Si analizamos la propaganda comercial cotidiana en los medios, observaremos como mediante sofisticadas técnicas distorsionan la realidad con imágenes idealizadas persistiendo estereotipos sexistas dirigidos al uso de los cuerpos e induciendo a la violencia sexual. Pareciera que la industria publicitaria televisiva nunca desenmascarará la relación de explotación de un sexo sobre el otro, sino por el contrario lo refuerza a través de mensajes permanentes que sustentan el rol tradicional femenino obstaculizando los esfuerzos por la equidad de genero y la no violencia contra la mujer. Desde los setentas se ha criticado la cosificación del cuerpo humano femenino cuando se la reduce a las formas anatómicas, mostrando su cuerpo segmentado en piernas, busto, caderas, boca, enfatizando solo su condición de objeto sexual, privándola de inteligencia y dignidad y propiciando la asociación de sus partes con la mercantilización de artículos; desde entonces la creatividad y la imaginación de sus publicistas mercadologos a estado anquilosada sin capacidad de innovación.

Y que decir de la función de entretenimiento, donde persisten la producciones de telenovelas, talk shows, programas de revista, nocturnos y hasta infantiles que representan la expresión misógina más abierta, machista y reforzadora de los tradicionales estereotipos sexuales con sus correspondientes conductas sadomasoquistas que nos distingue con su aceptación en otros países cuyas sociedades están por debajo o nos igualan en nuestro nivel de desarrollo humano. Su reproducción por estos medios además viene aderezada, con violencia, agresiones, y en algunos detalles pormenorizados y morbosos de crímenes, violaciones y mensajes subliminales que provocan la incitación a usar el cuerpo de la mujer, como objeto erótico, libremente y al alcance de sus deseos. La indignidad crece en los programas con las producciones pornográficas del vídeo o cine, sobre todo en la denominada televisión de paga (Cable, SKY, DISH) donde perseveran imágenes donde los cuerpos permanecen intactos, pese a los latigazos, las voces femeninas se acallan con la música de fondo, el dolor y la violencia no se perciben. El único fin es excitar. Todo gira en torno a la erección y eyaculación, únicos fenómenos que dotan al hombre de su identidad viril. El coito les recuerda que tienen el poder. Ante este falo, la mujer debe permanecer eternamente accesible. Cualquier gesto de desagrado, repulsión o dolor debe ser borrado de la pantalla. El sabor que de todo esto queda, es que la mujer "desea" ser violada y maltratada, carecen de un hilo narrativo, presenta solo anécdotas insulsas al servicio del sexo por el sexo con el único objetivo de que sus cautivos espectadores descarguen sus ansiedades e instintos en tal diversión. Lo más doloroso es que sea el cuerpo de la mujer, el objeto ideal para exponerlo y gozarlo con la mente y en la mayoría de los casos apoyados en la violación.

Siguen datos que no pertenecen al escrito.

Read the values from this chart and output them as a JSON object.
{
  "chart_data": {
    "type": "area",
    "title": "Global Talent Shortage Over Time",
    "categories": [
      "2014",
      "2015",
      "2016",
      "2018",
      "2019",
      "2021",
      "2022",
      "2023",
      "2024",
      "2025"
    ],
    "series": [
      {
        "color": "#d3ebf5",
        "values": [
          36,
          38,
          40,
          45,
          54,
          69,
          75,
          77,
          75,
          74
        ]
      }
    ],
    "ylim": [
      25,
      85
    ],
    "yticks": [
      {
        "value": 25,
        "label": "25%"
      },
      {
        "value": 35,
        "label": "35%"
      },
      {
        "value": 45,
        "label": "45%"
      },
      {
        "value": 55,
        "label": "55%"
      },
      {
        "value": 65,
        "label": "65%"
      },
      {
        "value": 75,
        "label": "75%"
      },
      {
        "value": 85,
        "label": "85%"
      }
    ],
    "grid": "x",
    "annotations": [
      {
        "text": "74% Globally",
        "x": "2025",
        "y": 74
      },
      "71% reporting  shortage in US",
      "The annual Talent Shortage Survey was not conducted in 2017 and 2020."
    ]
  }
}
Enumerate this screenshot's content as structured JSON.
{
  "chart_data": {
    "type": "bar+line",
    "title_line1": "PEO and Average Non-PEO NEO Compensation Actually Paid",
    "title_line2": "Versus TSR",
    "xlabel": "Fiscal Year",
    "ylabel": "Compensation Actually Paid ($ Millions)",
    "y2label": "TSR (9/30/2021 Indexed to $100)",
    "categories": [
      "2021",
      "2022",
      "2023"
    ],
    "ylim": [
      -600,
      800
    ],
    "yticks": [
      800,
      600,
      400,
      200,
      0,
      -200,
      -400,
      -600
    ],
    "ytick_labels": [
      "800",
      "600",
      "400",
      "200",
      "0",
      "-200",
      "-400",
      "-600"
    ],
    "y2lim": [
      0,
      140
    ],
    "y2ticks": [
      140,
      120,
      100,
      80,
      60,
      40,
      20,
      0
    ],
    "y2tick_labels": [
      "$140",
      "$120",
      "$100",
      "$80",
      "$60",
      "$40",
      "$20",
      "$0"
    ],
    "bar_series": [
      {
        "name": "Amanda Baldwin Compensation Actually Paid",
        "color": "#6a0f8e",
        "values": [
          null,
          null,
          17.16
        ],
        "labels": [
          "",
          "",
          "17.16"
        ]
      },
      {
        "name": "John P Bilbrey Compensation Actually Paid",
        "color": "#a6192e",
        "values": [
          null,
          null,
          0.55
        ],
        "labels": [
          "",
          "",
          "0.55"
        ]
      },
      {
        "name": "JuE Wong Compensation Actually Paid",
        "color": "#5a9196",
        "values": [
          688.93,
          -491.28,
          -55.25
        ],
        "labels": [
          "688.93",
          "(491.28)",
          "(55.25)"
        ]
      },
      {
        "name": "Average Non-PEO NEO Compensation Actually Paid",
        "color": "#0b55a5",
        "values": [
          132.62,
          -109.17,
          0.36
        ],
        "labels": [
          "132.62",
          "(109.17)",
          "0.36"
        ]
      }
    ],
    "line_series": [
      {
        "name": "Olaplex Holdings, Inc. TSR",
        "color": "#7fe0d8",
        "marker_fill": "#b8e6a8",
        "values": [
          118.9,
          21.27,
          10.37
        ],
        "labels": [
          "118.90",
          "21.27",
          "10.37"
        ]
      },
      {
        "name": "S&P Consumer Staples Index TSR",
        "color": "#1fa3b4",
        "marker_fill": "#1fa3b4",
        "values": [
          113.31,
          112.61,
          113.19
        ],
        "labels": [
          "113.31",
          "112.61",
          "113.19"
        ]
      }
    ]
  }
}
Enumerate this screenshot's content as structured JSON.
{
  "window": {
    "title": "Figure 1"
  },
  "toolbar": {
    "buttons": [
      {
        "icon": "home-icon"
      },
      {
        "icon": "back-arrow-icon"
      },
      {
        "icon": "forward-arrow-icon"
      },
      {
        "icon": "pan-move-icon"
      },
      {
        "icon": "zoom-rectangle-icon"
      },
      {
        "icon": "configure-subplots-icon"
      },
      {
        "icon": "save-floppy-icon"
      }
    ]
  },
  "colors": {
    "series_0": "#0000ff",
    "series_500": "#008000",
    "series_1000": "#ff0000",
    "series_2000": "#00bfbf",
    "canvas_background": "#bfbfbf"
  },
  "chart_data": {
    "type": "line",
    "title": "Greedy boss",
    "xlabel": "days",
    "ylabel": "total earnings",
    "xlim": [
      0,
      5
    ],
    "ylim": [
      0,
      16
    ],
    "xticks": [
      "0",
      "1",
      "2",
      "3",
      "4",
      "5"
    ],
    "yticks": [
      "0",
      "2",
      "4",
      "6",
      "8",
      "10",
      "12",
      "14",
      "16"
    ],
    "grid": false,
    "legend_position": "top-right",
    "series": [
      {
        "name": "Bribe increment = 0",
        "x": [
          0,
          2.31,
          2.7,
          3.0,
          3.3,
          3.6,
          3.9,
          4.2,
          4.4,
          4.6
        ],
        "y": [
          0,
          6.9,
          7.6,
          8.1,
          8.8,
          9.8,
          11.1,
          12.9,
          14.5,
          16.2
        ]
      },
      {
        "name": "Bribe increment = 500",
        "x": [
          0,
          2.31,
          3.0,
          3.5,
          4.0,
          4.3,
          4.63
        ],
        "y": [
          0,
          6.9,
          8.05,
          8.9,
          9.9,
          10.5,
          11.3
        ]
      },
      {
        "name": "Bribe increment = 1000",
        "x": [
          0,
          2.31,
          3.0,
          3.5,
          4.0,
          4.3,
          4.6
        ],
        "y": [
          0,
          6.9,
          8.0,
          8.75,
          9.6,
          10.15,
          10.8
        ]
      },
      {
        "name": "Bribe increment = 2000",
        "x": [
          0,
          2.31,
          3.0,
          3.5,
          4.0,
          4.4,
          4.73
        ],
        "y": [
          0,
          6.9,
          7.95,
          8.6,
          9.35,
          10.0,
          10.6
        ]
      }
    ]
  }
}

Si queremos mejorar nuestro desarrollo humano necesitamos que los medios de comunicación desarrollen con calidad sus funciones contribuyendo a educar generaciones sanas, equilibradas, independientes, libres de ansiedades, donde todos además asumamos la obligación de aceptar seriamente nuestras responsabilidades como educadores, en las escuelas; como padres, en las casas y como consumidores a la hora de seleccionar los contenidos y la situación receptiva de consumo de mensajes mediáticos, así como en el caso de la defensa de nuestros derechos como usuarios de la comunicación. Dejemos de ser consumidores pasivos y cómplices de los medios de comunicación que embrutecen el desarrollo humano.